Thermodynamics and Machine Learning Based Approaches for Vapor–Liquid–Liquid Phase Equilibria in n-Octane/Water, as a Naphtha–Water Surrogate in Water Blends

Abstract

The prediction of phase equilibria for hydrocarbon/water blends in separators, is a subject of considerable importance for chemical processes. Despite its relevance, there are still pending questions. Among them, is the prediction of the correct number of phases. While a stability analysis using the Gibbs Free Energy of mixing and the NRTL model, provide a good understanding with calculation issues, when using HYSYS V9 and Aspen Plus V9 software, this shows that significant phase equilibrium uncertainties still exist. To clarify these matters, n-octane and water blends, are good surrogates of naphtha/water mixtures. Runs were developed in a CREC vapor–liquid (VL_Cell operated with octane–water mixtures under dynamic conditions and used to establish the two-phase (liquid–vapor) and three phase (liquid–liquid–vapor) domains.

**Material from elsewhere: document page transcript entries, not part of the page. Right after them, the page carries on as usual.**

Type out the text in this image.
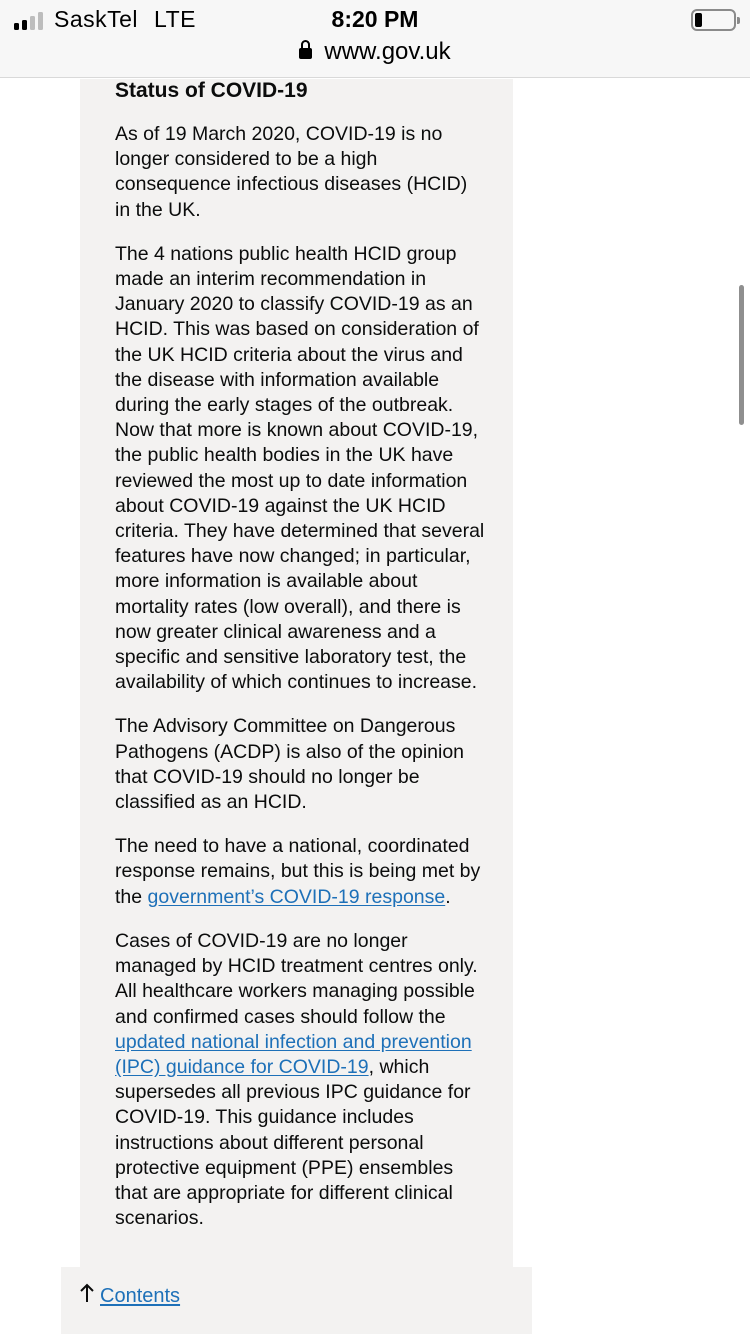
SaskTel LTE	8:20 PM
www.gov.uk
Status of COVID-19

As of 19 March 2020, COVID-19 is no longer considered to be a high consequence infectious diseases (HCID) in the UK.

The 4 nations public health HCID group made an interim recommendation in January 2020 to classify COVID-19 as an HCID. This was based on consideration of the UK HCID criteria about the virus and the disease with information available during the early stages of the outbreak. Now that more is known about COVID-19, the public health bodies in the UK have reviewed the most up to date information about COVID-19 against the UK HCID criteria. They have determined that several features have now changed; in particular, more information is available about mortality rates (low overall), and there is now greater clinical awareness and a specific and sensitive laboratory test, the availability of which continues to increase.

The Advisory Committee on Dangerous Pathogens (ACDP) is also of the opinion that COVID-19 should no longer be classified as an HCID.

The need to have a national, coordinated response remains, but this is being met by the government’s COVID-19 response.

Cases of COVID-19 are no longer managed by HCID treatment centres only. All healthcare workers managing possible and confirmed cases should follow the updated national infection and prevention (IPC) guidance for COVID-19, which supersedes all previous IPC guidance for COVID-19. This guidance includes instructions about different personal protective equipment (PPE) ensembles that are appropriate for different clinical scenarios.

Contents
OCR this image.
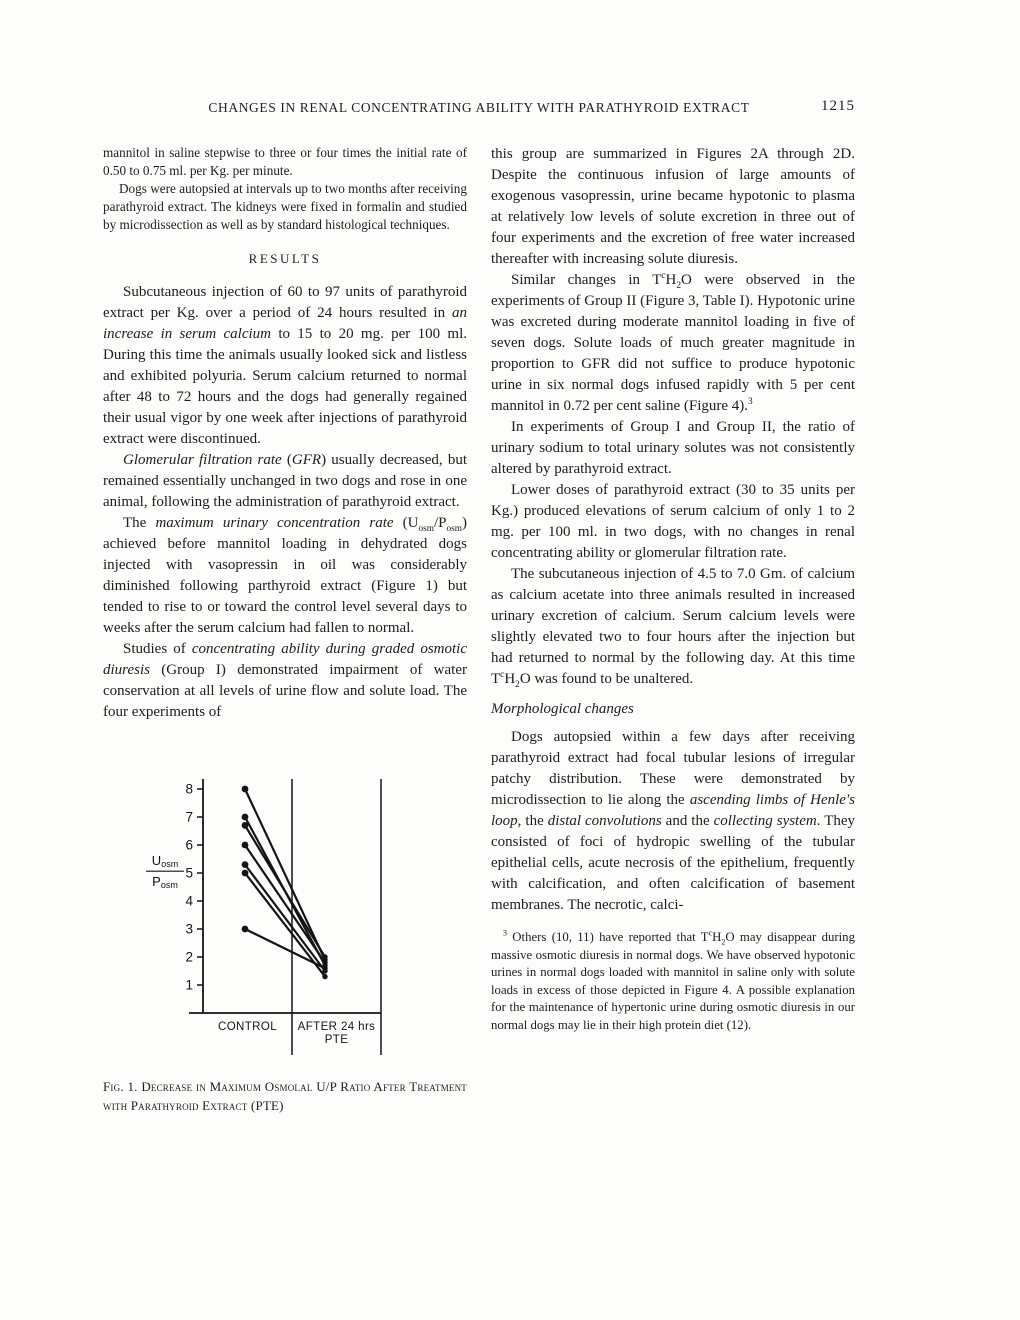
CHANGES IN RENAL CONCENTRATING ABILITY WITH PARATHYROID EXTRACT	1215

mannitol in saline stepwise to three or four times the initial rate of 0.50 to 0.75 ml. per Kg. per minute.

Dogs were autopsied at intervals up to two months after receiving parathyroid extract. The kidneys were fixed in formalin and studied by microdissection as well as by standard histological techniques.

RESULTS

Subcutaneous injection of 60 to 97 units of parathyroid extract per Kg. over a period of 24 hours resulted in an increase in serum calcium to 15 to 20 mg. per 100 ml. During this time the animals usually looked sick and listless and exhibited polyuria. Serum calcium returned to normal after 48 to 72 hours and the dogs had generally regained their usual vigor by one week after injections of parathyroid extract were discontinued.

Glomerular filtration rate (GFR) usually decreased, but remained essentially unchanged in two dogs and rose in one animal, following the administration of parathyroid extract.

The maximum urinary concentration rate $(U_{osm}/P_{osm})$ achieved before mannitol loading in dehydrated dogs injected with vasopressin in oil was considerably diminished following parthyroid extract (Figure 1) but tended to rise to or toward the control level several days to weeks after the serum calcium had fallen to normal.

Studies of concentrating ability during graded osmotic diuresis (Group I) demonstrated impairment of water conservation at all levels of urine flow and solute load. The four experiments of

1
2
3
4
5
6
7
8
Uosm
Posm
CONTROL AFTER 24 hrs
PTE

Fig. 1. Decrease in Maximum Osmolal U/P Ratio After Treatment with Parathyroid Extract (PTE)

this group are summarized in Figures 2A through 2D. Despite the continuous infusion of large amounts of exogenous vasopressin, urine became hypotonic to plasma at relatively low levels of solute excretion in three out of four experiments and the excretion of free water increased thereafter with increasing solute diuresis.

Similar changes in $T^cH_2O$ were observed in the experiments of Group II (Figure 3, Table I). Hypotonic urine was excreted during moderate mannitol loading in five of seven dogs. Solute loads of much greater magnitude in proportion to GFR did not suffice to produce hypotonic urine in six normal dogs infused rapidly with 5 per cent mannitol in 0.72 per cent saline (Figure 4).$^3$

In experiments of Group I and Group II, the ratio of urinary sodium to total urinary solutes was not consistently altered by parathyroid extract.

Lower doses of parathyroid extract (30 to 35 units per Kg.) produced elevations of serum calcium of only 1 to 2 mg. per 100 ml. in two dogs, with no changes in renal concentrating ability or glomerular filtration rate.

The subcutaneous injection of 4.5 to 7.0 Gm. of calcium as calcium acetate into three animals resulted in increased urinary excretion of calcium. Serum calcium levels were slightly elevated two to four hours after the injection but had returned to normal by the following day. At this time $T^cH_2O$ was found to be unaltered.

Morphological changes

Dogs autopsied within a few days after receiving parathyroid extract had focal tubular lesions of irregular patchy distribution. These were demonstrated by microdissection to lie along the ascending limbs of Henle's loop, the distal convolutions and the collecting system. They consisted of foci of hydropic swelling of the tubular epithelial cells, acute necrosis of the epithelium, frequently with calcification, and often calcification of basement membranes. The necrotic, calci-

$^3$ Others (10, 11) have reported that $T^cH_2O$ may disappear during massive osmotic diuresis in normal dogs. We have observed hypotonic urines in normal dogs loaded with mannitol in saline only with solute loads in excess of those depicted in Figure 4. A possible explanation for the maintenance of hypertonic urine during osmotic diuresis in our normal dogs may lie in their high protein diet (12).
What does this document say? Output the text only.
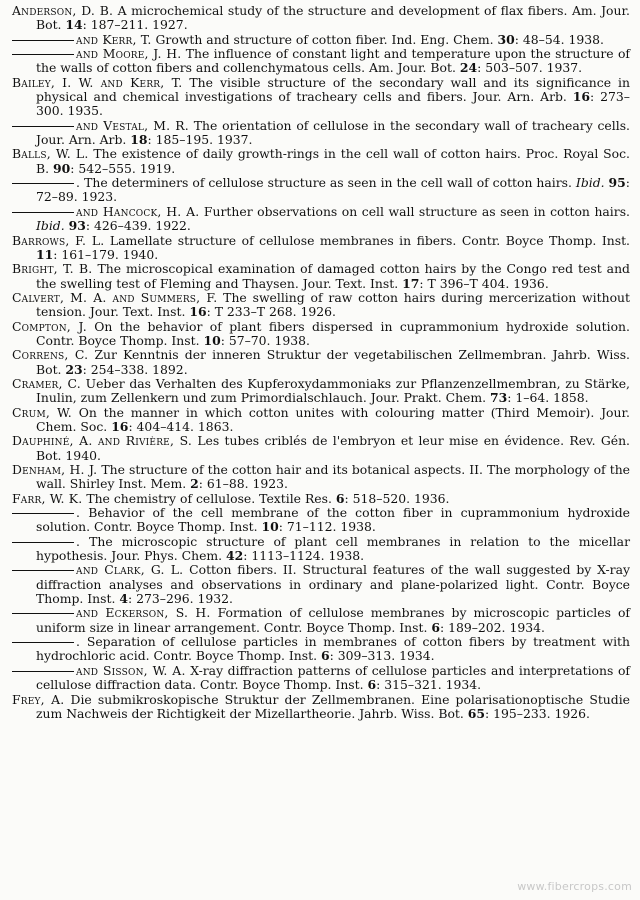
Anderson, D. B. A microchemical study of the structure and development of flax fibers. Am. Jour. Bot. 14: 187–211. 1927.

and Kerr, T. Growth and structure of cotton fiber. Ind. Eng. Chem. 30: 48–54. 1938.

and Moore, J. H. The influence of constant light and temperature upon the structure of the walls of cotton fibers and collenchymatous cells. Am. Jour. Bot. 24: 503–507. 1937.

Bailey, I. W. and Kerr, T. The visible structure of the secondary wall and its significance in physical and chemical investigations of tracheary cells and fibers. Jour. Arn. Arb. 16: 273–300. 1935.

and Vestal, M. R. The orientation of cellulose in the secondary wall of tracheary cells. Jour. Arn. Arb. 18: 185–195. 1937.

Balls, W. L. The existence of daily growth-rings in the cell wall of cotton hairs. Proc. Royal Soc. B. 90: 542–555. 1919.

. The determiners of cellulose structure as seen in the cell wall of cotton hairs. Ibid. 95: 72–89. 1923.

and Hancock, H. A. Further observations on cell wall structure as seen in cotton hairs. Ibid. 93: 426–439. 1922.

Barrows, F. L. Lamellate structure of cellulose membranes in fibers. Contr. Boyce Thomp. Inst. 11: 161–179. 1940.

Bright, T. B. The microscopical examination of damaged cotton hairs by the Congo red test and the swelling test of Fleming and Thaysen. Jour. Text. Inst. 17: T 396–T 404. 1936.

Calvert, M. A. and Summers, F. The swelling of raw cotton hairs during mercerization without tension. Jour. Text. Inst. 16: T 233–T 268. 1926.

Compton, J. On the behavior of plant fibers dispersed in cuprammonium hydroxide solution. Contr. Boyce Thomp. Inst. 10: 57–70. 1938.

Correns, C. Zur Kenntnis der inneren Struktur der vegetabilischen Zellmembran. Jahrb. Wiss. Bot. 23: 254–338. 1892.

Cramer, C. Ueber das Verhalten des Kupferoxydammoniaks zur Pflanzenzellmembran, zu Stärke, Inulin, zum Zellenkern und zum Primordialschlauch. Jour. Prakt. Chem. 73: 1–64. 1858.

Crum, W. On the manner in which cotton unites with colouring matter (Third Memoir). Jour. Chem. Soc. 16: 404–414. 1863.

Dauphiné, A. and Rivière, S. Les tubes criblés de l'embryon et leur mise en évidence. Rev. Gén. Bot. 1940.

Denham, H. J. The structure of the cotton hair and its botanical aspects. II. The morphology of the wall. Shirley Inst. Mem. 2: 61–88. 1923.

Farr, W. K. The chemistry of cellulose. Textile Res. 6: 518–520. 1936.

. Behavior of the cell membrane of the cotton fiber in cuprammonium hydroxide solution. Contr. Boyce Thomp. Inst. 10: 71–112. 1938.

. The microscopic structure of plant cell membranes in relation to the micellar hypothesis. Jour. Phys. Chem. 42: 1113–1124. 1938.

and Clark, G. L. Cotton fibers. II. Structural features of the wall suggested by X-ray diffraction analyses and observations in ordinary and plane-polarized light. Contr. Boyce Thomp. Inst. 4: 273–296. 1932.

and Eckerson, S. H. Formation of cellulose membranes by microscopic particles of uniform size in linear arrangement. Contr. Boyce Thomp. Inst. 6: 189–202. 1934.

. Separation of cellulose particles in membranes of cotton fibers by treatment with hydrochloric acid. Contr. Boyce Thomp. Inst. 6: 309–313. 1934.

and Sisson, W. A. X-ray diffraction patterns of cellulose particles and interpretations of cellulose diffraction data. Contr. Boyce Thomp. Inst. 6: 315–321. 1934.

Frey, A. Die submikroskopische Struktur der Zellmembranen. Eine polarisationoptische Studie zum Nachweis der Richtigkeit der Mizellartheorie. Jahrb. Wiss. Bot. 65: 195–233. 1926.

www.fibercrops.com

Results obtained demonstrate that the two phase region (full solubility in the liquid phase) of n-octane in water at 100 °C is in the 10−4 mol fraction range, and it is larger than the 10−5 mol fraction predicted by Aspen Plus and the 10−7 mol fraction reported in the technical literature. Furthermore, and to provide an effective and accurate method for predicting the number of phases, a machine learning (ML) technique was implemented and successfully demonstrated, in the present study.